Duplicate detection in facsimile scans of early printed music
Rhodes, Christophe; Crawford, Tim and d'Inverno, Mark. 2014. 'Duplicate detection in facsimile scans of early printed music'. In: European Conference on Data Analysis. Bremen, Germany 2 - 4 July 2014. [Conference or Workshop Item] (Submitted)
Official URL: http://ecda2014.eu/
Abstract or Description
There is a growing number of collections of readily-available scanned musical documents, whether generated and managed by libraries, research projects or volunteer efforts. They are typically digital images; for computational musicology we also need the musical data in machine-readable form.
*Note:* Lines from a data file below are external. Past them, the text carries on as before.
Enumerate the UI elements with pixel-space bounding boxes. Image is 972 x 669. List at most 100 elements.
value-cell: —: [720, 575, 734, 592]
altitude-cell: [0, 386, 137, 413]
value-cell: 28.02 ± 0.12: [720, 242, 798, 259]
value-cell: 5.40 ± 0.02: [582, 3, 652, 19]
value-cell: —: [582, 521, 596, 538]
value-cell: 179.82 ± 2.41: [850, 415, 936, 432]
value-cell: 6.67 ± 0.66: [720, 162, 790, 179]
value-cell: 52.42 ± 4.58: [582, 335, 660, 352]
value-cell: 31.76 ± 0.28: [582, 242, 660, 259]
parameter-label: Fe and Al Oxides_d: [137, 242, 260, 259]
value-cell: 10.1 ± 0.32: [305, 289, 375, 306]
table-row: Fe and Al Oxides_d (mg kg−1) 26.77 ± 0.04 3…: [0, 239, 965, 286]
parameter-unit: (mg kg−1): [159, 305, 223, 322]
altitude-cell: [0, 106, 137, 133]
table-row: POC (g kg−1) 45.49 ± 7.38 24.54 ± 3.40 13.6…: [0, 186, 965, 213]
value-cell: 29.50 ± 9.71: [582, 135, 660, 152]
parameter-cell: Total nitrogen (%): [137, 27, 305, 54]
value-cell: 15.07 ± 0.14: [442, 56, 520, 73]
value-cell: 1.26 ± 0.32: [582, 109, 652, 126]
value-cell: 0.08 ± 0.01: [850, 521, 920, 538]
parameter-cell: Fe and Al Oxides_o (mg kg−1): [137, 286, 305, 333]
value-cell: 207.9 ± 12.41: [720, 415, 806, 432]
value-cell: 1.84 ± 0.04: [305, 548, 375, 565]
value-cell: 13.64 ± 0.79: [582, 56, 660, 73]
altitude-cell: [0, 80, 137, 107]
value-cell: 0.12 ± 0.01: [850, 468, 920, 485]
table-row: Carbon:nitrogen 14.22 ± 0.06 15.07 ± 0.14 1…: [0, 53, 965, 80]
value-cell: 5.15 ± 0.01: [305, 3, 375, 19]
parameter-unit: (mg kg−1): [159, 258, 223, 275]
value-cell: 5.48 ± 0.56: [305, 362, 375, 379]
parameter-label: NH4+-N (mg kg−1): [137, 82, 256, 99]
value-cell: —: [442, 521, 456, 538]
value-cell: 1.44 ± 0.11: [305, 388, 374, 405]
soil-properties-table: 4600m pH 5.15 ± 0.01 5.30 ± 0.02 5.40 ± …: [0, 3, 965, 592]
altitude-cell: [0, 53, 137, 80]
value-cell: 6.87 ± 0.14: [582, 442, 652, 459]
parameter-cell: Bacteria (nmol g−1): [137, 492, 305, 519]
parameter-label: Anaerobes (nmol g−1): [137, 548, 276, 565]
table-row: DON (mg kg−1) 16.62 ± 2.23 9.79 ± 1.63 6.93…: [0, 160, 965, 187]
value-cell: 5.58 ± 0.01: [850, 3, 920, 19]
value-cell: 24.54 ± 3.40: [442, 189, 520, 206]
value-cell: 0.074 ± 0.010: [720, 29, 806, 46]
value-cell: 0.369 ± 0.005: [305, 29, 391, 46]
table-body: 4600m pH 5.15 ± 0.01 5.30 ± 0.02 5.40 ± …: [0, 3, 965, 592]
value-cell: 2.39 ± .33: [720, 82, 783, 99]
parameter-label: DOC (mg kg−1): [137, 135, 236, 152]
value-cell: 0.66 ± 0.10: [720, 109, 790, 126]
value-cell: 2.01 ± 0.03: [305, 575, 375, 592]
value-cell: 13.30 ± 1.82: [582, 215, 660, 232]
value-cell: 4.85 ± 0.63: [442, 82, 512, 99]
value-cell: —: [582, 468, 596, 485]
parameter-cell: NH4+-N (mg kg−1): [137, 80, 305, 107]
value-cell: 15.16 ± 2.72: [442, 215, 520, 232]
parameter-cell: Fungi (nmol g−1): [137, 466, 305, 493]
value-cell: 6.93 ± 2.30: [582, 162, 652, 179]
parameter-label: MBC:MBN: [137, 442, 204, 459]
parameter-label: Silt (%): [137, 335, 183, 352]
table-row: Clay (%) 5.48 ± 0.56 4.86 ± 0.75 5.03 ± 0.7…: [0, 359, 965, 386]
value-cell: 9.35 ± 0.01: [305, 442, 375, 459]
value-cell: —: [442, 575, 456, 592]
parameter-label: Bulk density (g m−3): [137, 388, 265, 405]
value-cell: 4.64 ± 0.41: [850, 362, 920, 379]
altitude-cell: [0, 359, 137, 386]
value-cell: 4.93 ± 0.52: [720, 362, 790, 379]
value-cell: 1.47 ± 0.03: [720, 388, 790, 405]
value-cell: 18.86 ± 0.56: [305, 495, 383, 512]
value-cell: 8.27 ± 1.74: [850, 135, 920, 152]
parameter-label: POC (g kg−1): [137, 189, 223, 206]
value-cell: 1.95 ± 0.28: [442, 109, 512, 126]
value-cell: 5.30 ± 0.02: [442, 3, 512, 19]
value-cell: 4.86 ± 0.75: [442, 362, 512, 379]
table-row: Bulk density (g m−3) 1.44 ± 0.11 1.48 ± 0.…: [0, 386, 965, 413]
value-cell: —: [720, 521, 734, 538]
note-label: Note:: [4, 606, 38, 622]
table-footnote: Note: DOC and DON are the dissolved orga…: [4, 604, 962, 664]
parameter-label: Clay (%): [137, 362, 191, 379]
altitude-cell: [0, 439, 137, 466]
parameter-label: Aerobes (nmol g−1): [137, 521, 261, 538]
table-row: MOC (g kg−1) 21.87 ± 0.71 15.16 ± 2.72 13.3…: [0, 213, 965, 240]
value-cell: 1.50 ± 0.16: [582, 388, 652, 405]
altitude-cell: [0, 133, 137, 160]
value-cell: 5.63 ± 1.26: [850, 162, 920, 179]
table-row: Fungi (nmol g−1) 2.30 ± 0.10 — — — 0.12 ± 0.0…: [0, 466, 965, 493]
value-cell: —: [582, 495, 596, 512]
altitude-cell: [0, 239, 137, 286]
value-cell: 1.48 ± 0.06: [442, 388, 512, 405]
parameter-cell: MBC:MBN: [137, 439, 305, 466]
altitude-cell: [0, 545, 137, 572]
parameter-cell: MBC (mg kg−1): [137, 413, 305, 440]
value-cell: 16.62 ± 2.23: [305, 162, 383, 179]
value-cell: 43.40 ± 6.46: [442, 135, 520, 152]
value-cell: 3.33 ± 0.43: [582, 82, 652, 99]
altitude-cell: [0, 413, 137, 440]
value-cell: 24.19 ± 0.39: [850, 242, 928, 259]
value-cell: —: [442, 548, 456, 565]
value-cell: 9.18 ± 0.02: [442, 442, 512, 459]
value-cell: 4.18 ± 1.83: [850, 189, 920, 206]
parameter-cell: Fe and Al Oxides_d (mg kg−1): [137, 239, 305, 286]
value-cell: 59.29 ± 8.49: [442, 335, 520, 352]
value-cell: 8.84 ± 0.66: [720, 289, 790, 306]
Optical Music Recognition (OMR) can be used on printed music, but is prone to error, depending on document condition and the quality of intermediate stages in the digitization process such as archival photographs. In performing OMR on the British Library’s Early Music Online collection (Pugin and Crawford, 2013) of 16th century volumes we must deal with the problem of images which are rescans of the same pages. These images are not precise digital duplicates of each other, and so must be detected through some approximate means. As well as duplicate scans, there are other forms of similarity present in the collection, such as musical relatedness and movable type reuse. We present our work on developing and combining image-based near-duplicate detection, based on SIFT features (Lowe, 1999), with OMR-based musical content near-duplicate detection. We evaluate an order-statistic based method for finding duplicate scans of pages, and additionally identify a number of distinct kinds of approximate similarity from our distance measures: substantial reuse of graphical material; musical quotation; and title page detection.